One thing I noticed a lot of people do is they use momentum and bounce when they do calves. I would extend and do a static hold for at least one second and then go slow on the eccentric. The point of contraction is during plantarflexion. That's where the magic happens. 



PitViper said:


> Hey what's up, I'm new and this is my 1st post outside of the introduction. I didn't see this subject anywhere so I figured I'd start one and see what kinda answers we get..
> 
> So I'm flat footed. I was born that way but it got progressively worse over the years. I'm not a super bad case like I've seen where people have "rigid" flat feet where they can't "fake an arch" but they're flat enough that now about to be 40 years old I definitely have some issues when it comes to my lower back. I try to be mindful of my stance and keep my weight to the outside or my feet because naturally they want to over pronate and put all the weight on the inside of my feet which has my knees going inside, towards each other. Now even if I did, you'd have to really look to notice it by eye but obviously I'm aware and when I do certain exercises it's tough to keep certain forms.
> 
> ...


----------



## BRICKS (Jan 8, 2017)

I got my calves to grow by simply beating the crap outta them. Not necessarily with superb heavy weights, but with consistently making them bleed.  I train calves minimum 4 times each week, each calf session is one set seated calf and one set on the cybex rotary calf.  I started with X weight and stayed there till I could do 100 reps, no pause.  Then increased weight, repeat process.  It hurts, they cramp, but I got them to grow. Once I got them going in the right direction I started mixing things up, but I still do a minimum of 300 reps for calve 4 days each week.


----------



## PitViper (Jan 8, 2017)

BRICKS said:


> I got my calves to grow by simply beating the crap outta them. Not necessarily with superb heavy weights, but with consistently making them bleed.  I train calves minimum 4 times each week, each calf session is one set seated calf and one set on the cybex rotary calf.  I started with X weight and stayed there till I could do 100 reps, no pause.  Then increased weight, repeat process.  It hurts, they cramp, but I got them to grow. Once I got them going in the right direction I started mixing things up, but I still do a minimum of 300 reps for calve 4 days each week.

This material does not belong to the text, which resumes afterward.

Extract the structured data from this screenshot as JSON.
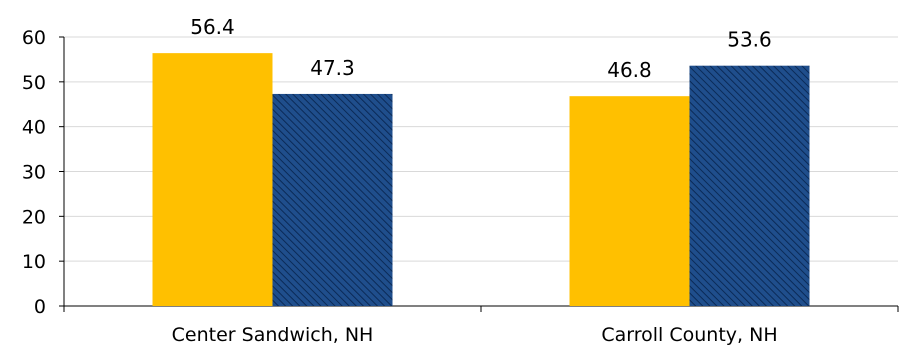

I think I'm gonna follow this. This whole 1-2x a week for a body part is BS especially when it comes to my calves. Thanks for the post. Gonna start tomorrow after work.


----------



## PitViper (Jan 8, 2017)

snake said:


> I have flat feet, like zero arch and have all my life. It never negativity effected my squat. I  heard some bro science once say most good squatters have flat feet. I'm not pinning your knee knocking on your flat feet.



This is good news to me. I'm glad to hear you haven't had any issues with the squat. Now I have to dissect the movement and find the knee knock. Eliminating the arch issue takes a load off my mind. Thanks.


----------



## ToolSteel (Jan 9, 2017)

PitViper said:


> This is good news to me. I'm glad to hear you haven't had any issues with the squat. Now I have to dissect the movement and find the knee knock. Eliminating the arch issue takes a load off my mind. Thanks.



imagine you're in the bottom of a squat and your spotter pokes your b-hole. 
Squeeze glutes. Knees out. seal that door closed.


----------



## snake (Jan 9, 2017)

ToolSteel said:


> imagine you're in the bottom of a squat and your spotter pokes your b-hole.



There's no place for that in a lifting forum. Keep your weird fetish fantasies out of here.


----------